森さんは立命館大の学生だった2012年、復興ボランティアとして本県を訪れ、楢葉町民との交流が始まった。15年に町の避難指示が解除され、町民が帰還し始めた。本県に足を運んで現状に触れる中、もっと町民と関わりたいと考え、同大を卒業した17年に町へ移住し、起業型地域おこし協力隊などを務めた。
2年半がかりで開店
その後、「さまざまな世代の人々が集う場をつくりたい」と喫茶店の経営に行き着いた。「もともと喫茶店に通うのは好きだったが、経営するようになるとは」と話す。元スナックの物件を紹介され、元の印象を生かして自ら改装し、約2年半がかりで開店させた。

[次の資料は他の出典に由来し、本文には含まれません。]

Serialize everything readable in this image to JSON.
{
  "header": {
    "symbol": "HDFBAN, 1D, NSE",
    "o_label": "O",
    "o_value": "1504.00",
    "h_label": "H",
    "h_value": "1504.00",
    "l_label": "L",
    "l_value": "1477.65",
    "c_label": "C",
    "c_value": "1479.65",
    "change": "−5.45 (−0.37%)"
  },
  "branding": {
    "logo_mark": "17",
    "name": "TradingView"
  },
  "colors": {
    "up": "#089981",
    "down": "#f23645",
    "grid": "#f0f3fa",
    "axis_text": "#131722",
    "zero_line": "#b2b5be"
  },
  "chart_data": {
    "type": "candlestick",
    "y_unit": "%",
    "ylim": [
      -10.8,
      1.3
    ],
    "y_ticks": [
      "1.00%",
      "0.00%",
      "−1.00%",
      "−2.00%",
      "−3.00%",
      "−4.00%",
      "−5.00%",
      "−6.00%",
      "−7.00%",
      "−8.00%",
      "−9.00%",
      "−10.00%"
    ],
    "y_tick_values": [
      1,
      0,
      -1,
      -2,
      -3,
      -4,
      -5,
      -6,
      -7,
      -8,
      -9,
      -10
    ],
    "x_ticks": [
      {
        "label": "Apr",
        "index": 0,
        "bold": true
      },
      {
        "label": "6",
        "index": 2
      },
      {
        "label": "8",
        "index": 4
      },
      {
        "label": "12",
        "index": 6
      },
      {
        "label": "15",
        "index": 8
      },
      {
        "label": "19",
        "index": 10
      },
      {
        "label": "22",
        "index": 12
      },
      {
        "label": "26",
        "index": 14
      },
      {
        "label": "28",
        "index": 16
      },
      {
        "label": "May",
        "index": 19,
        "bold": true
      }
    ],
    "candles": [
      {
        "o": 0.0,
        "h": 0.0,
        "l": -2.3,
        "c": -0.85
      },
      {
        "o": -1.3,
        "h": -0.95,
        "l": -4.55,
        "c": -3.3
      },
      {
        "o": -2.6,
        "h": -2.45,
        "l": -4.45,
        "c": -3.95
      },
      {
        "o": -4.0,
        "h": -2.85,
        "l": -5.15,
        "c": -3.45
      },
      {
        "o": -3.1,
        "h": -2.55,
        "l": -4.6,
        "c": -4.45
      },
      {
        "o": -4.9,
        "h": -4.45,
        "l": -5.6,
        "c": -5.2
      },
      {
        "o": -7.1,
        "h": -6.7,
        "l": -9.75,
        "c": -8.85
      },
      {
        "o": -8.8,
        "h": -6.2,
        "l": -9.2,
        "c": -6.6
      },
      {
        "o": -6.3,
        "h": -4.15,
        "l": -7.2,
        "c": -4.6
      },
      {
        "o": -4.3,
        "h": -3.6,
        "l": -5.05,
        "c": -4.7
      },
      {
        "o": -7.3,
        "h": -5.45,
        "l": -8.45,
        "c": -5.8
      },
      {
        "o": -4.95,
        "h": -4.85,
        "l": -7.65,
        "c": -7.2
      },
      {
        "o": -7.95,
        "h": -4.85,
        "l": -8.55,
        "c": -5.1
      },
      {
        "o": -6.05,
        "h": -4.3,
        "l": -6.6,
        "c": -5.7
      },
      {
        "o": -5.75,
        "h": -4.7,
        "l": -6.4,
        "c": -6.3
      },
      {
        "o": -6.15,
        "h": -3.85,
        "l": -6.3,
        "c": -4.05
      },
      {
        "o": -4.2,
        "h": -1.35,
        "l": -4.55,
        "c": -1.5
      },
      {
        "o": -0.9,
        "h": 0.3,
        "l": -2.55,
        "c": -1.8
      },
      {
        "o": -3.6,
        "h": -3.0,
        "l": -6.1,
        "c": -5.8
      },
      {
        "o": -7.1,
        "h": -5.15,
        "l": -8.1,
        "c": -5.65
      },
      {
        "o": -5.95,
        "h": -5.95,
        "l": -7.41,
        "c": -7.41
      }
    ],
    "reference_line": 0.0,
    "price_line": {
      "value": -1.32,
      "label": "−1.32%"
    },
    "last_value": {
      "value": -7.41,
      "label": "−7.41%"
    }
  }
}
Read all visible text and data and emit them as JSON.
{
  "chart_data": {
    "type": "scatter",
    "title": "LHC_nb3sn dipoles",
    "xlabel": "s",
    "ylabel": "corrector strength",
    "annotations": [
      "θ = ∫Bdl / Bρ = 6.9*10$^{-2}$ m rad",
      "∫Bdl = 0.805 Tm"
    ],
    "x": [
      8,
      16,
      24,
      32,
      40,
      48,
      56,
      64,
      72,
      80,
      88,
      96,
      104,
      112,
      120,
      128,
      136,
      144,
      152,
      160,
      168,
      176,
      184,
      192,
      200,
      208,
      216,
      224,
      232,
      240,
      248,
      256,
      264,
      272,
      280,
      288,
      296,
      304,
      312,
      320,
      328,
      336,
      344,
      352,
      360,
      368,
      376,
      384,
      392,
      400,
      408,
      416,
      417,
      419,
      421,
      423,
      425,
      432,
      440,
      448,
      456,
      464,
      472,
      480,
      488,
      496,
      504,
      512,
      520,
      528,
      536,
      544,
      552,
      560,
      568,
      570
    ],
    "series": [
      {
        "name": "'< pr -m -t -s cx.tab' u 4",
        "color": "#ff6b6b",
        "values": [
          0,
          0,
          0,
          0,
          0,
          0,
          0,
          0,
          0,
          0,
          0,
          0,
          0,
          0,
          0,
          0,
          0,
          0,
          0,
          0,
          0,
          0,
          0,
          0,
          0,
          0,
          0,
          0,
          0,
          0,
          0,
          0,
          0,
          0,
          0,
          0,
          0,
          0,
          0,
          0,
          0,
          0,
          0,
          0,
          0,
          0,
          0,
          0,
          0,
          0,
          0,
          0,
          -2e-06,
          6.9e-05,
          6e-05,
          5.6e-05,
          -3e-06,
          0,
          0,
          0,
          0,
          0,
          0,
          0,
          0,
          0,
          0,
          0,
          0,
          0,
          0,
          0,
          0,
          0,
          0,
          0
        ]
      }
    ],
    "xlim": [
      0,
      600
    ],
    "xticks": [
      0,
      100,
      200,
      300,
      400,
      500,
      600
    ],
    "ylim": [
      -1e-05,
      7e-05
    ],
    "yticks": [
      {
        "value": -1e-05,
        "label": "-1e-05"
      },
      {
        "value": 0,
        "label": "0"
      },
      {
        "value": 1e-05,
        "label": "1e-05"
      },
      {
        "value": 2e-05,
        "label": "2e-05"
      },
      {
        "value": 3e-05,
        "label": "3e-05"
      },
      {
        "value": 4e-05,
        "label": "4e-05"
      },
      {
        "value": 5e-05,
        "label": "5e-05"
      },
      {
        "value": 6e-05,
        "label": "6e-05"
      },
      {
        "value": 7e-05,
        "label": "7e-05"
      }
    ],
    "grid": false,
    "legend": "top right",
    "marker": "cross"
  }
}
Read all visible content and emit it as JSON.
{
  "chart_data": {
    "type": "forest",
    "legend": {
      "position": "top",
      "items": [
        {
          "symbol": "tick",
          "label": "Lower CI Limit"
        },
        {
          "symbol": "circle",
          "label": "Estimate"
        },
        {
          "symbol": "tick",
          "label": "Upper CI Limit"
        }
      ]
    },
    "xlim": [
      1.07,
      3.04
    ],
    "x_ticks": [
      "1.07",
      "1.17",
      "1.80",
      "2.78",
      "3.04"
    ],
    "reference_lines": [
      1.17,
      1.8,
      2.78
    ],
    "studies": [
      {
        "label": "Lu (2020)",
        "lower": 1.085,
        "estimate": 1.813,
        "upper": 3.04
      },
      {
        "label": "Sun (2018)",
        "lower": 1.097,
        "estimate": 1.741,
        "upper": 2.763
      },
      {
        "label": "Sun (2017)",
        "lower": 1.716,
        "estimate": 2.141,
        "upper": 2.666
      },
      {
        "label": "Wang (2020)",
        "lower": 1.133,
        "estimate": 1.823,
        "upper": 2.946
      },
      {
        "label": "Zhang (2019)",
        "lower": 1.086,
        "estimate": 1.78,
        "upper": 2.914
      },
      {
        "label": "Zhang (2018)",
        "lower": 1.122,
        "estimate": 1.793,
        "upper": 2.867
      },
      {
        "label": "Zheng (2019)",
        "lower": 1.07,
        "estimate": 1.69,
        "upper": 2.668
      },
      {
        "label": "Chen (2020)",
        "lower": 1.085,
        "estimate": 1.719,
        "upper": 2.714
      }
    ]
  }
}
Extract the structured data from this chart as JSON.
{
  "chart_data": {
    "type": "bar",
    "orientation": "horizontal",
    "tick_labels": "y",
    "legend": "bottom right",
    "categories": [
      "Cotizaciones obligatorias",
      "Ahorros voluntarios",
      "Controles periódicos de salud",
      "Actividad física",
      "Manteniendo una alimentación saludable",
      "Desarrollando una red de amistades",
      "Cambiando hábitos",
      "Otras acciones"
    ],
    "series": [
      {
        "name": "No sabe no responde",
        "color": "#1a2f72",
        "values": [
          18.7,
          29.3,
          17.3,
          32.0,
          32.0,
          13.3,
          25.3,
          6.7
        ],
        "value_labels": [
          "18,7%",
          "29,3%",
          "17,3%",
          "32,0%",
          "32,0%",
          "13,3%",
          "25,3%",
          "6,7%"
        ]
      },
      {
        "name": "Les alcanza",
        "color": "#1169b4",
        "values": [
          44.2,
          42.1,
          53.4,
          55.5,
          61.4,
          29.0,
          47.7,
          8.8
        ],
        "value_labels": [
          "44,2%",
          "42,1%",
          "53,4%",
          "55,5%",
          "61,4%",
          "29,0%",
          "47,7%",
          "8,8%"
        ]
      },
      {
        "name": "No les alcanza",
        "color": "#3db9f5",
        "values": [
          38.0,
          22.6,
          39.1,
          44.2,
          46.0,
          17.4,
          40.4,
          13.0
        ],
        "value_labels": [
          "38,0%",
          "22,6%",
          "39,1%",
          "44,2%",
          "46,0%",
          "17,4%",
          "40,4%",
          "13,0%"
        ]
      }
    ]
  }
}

こだわりのコーヒーのほか、たっぷりのあんとバターがのった「小倉トースト」が人気だ。常連客も増えており「周囲のサポートに感謝している。楢葉町の日常の一部、欠かせない店になれれば。地域の人たちから長く愛される店になれたらうれしい」と語る。人々が集う"宿り木"として楢葉に根を張る挑戦が始まった。
住所は楢葉町井出字木屋126の6。営業時間は午前10時~午後6時。定休日は毎週月、火曜日。